M3 deliverable (Apr 20): Full Command Center — Danny opens the chat UI, asks questions about anything happening across Eden’s entire Google Workspace and entire Slack. All identities anonymized. The agent replaces (and exceeds) what Gemini provided natively.


Ticket dependency graph

Ticket 1: Create GCP project (2 pts) ──────────┐
                                                 ├──→ Ticket 4a: Mapping schema (3 pts)
Ticket 2: Request DWD approval (2 pts) ─────────┘         │
                                                           ▼
                                                 Ticket 4b: resolve_identity (4 pts)
                                                           │
Ticket 3: Create Slack app (3 pts) ─────────────┐         │
                                                 ├──→ Ticket 5a: PII redaction core (4 pts)
                                                 │         │
                                                 │    Ticket 5b: PII test suite (3 pts)
                                                 │         │
                                                 │         ▼
                                                 ├── Ticket 6: search_slack (5 pts)
                                                 ├── Ticket 7: read_slack_thread (3 pts)
                                                 └── Ticket 8a: channel_stats core (4 pts)
                                                           │
                                                      Ticket 8b: caching + rate limits (2 pts)
                                                           │
                                                           ▼
                                                 Ticket 9a: Mastra agent scaffold (4 pts)
                                                           │
                                                           ▼
                                                 Ticket 9b: Chat UI + Cloud Run deploy (4 pts)
                                                        ↑ M1 gate (Apr 6)
                                                           │
    ┌──────────────────────────────────────────────────────┘
    │  (DWD approved — Ticket 2 — unlocks GWS tools)
    │
    ├── Ticket 10: search_drive (4 pts)
    ├── Ticket 11: get_drive_activity (4 pts)
    ├── Ticket 12: get_file_comments (3 pts)
    ├── Ticket 13: search_gmail (4 pts)
    ├── Ticket 14: search_calendar (3 pts)
    └── Ticket 15: get_user_directory (2 pts)
                    │
                    ▼
         Ticket 16: Register GWS tools in agent (3 pts)
                        ↑ M2 gate (Apr 13)
                    │
                    ▼
         Ticket 17: Cross-platform orchestration (5 pts)
                    │
                    ▼
         Ticket 18: E2E validation + prod deploy (4 pts)
                        ↑ M3 gate (Apr 20)

Critical paths

M1 critical path (25 pts): Ticket 3 → 4a → 4b → 5a → 6 → 9a → 9b.

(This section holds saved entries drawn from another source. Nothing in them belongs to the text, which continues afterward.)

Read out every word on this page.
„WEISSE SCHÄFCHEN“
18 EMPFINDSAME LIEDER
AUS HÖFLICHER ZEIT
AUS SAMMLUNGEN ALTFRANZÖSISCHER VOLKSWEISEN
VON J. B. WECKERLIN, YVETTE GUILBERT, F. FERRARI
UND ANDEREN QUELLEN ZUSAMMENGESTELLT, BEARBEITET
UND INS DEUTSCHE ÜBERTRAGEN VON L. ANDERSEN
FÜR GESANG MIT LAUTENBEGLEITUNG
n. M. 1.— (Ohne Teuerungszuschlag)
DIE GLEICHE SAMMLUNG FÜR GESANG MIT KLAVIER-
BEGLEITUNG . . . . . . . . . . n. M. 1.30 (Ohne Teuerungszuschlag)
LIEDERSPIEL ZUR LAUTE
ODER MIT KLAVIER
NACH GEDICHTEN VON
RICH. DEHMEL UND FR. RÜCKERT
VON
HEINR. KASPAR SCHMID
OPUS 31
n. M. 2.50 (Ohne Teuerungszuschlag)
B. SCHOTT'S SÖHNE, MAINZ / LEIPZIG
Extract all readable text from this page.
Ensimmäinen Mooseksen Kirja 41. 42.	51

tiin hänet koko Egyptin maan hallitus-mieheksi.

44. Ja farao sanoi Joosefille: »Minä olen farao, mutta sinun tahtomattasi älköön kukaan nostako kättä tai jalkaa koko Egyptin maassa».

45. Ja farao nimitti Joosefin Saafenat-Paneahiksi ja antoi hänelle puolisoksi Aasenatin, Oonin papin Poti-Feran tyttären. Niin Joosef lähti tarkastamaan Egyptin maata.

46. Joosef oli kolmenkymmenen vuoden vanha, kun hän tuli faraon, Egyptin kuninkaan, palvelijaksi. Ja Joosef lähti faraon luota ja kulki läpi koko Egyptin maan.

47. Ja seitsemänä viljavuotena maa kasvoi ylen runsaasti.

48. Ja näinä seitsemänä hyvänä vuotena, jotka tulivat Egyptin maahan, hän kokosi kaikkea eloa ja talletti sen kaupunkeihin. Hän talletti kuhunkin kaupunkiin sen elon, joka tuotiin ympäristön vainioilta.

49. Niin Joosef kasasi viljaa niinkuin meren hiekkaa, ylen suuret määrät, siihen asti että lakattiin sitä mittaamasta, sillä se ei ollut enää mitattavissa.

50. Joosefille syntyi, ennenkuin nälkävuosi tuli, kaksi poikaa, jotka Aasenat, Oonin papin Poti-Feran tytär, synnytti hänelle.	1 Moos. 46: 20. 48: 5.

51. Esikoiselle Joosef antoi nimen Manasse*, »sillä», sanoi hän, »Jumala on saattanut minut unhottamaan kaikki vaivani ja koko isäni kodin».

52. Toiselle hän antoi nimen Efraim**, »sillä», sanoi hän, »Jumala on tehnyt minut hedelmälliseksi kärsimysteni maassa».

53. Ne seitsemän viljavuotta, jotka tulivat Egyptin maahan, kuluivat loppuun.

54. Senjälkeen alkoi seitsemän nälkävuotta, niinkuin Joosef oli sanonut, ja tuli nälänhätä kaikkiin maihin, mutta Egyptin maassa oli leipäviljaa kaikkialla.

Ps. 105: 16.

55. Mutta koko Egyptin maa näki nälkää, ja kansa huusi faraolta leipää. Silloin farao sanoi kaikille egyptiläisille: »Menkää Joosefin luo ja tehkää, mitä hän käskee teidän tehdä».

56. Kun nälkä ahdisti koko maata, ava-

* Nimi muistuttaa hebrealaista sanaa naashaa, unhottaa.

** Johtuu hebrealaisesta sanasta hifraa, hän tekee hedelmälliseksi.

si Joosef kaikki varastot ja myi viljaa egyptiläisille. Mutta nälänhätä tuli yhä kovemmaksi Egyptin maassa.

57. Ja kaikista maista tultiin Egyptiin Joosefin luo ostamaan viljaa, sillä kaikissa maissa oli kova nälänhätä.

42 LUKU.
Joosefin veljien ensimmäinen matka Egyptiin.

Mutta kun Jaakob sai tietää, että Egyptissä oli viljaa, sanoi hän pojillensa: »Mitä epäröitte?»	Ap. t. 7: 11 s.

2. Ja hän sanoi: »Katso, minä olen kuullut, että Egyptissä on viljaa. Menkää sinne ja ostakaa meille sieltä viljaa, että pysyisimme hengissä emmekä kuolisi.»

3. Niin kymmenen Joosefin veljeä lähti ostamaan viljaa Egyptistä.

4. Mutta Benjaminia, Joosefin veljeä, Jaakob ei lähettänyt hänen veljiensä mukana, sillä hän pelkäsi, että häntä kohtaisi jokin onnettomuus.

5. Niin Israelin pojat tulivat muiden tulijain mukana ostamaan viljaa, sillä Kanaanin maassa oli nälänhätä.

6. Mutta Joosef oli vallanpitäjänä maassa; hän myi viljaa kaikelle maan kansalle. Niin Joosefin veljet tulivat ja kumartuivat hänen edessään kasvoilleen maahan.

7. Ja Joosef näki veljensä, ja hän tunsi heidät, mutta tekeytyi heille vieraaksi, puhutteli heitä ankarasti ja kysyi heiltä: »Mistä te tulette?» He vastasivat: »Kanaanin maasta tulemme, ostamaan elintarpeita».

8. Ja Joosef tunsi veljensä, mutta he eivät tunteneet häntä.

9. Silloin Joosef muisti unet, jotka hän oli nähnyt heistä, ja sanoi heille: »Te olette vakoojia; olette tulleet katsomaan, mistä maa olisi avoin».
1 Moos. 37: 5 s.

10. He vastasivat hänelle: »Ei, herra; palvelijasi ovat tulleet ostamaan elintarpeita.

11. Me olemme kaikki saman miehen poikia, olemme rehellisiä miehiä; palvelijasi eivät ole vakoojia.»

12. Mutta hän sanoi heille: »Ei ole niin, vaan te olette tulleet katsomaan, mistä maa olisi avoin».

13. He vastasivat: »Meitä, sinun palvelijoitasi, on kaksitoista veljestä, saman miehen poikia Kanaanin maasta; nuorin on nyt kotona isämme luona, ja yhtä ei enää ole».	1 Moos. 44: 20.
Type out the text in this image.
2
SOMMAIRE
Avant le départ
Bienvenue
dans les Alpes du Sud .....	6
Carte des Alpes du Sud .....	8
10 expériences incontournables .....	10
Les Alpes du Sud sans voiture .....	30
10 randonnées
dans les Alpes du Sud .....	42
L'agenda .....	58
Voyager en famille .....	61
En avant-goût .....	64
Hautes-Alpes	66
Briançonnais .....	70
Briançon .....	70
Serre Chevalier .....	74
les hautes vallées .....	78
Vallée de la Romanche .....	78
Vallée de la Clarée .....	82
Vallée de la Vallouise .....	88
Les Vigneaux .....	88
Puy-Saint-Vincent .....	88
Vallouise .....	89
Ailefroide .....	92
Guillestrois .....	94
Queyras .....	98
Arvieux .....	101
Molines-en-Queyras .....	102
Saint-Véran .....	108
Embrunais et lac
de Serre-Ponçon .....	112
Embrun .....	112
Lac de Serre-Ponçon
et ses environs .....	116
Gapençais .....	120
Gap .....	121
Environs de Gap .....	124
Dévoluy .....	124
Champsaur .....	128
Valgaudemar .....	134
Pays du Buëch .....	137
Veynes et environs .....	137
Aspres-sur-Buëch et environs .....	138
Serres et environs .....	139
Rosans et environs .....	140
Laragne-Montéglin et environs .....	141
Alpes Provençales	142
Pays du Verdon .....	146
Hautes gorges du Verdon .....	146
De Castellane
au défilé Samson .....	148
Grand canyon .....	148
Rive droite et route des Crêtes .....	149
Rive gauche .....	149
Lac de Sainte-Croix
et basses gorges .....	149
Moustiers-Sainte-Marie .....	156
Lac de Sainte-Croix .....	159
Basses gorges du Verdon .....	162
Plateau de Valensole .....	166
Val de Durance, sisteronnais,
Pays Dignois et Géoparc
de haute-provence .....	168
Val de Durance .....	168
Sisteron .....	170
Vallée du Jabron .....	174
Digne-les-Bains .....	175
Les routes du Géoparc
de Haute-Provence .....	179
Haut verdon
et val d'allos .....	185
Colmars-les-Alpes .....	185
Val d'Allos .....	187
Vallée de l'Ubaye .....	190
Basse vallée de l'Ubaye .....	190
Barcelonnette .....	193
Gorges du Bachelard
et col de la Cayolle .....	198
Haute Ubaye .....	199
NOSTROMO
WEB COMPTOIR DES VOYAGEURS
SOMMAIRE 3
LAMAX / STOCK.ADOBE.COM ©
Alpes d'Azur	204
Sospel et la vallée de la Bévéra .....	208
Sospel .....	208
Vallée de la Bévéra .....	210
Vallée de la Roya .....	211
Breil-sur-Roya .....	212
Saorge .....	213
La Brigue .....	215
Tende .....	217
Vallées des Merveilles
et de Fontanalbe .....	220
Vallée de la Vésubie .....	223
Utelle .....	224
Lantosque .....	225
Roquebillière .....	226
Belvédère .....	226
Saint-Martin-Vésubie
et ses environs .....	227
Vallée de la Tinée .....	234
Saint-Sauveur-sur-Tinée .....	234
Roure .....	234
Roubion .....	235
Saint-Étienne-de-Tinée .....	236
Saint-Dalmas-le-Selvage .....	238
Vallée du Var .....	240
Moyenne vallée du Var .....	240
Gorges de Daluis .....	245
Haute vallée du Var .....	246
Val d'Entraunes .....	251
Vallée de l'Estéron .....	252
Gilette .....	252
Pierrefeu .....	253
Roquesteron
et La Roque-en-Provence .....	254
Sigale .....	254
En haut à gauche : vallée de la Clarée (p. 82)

Tickets 7, 8a/8b, and 5b run in parallel once 5a is done.

M2 critical path (additional 23 pts from M1): Tickets 10–15 can all run in parallel once DWD (Ticket 2) is approved and PII middleware (5a) is done. Ticket 16 follows when all six are complete. Most GWS tools can start during Week 2 if DWD is approved by then.

M3 critical path (additional 9 pts from M2): Ticket 17 → 18. Orchestration builds on the full tool set; validation is the final gate.

Total: 75 pts. Parallelizable structure means the calendar path is ~4 weeks even though the serial point count is higher.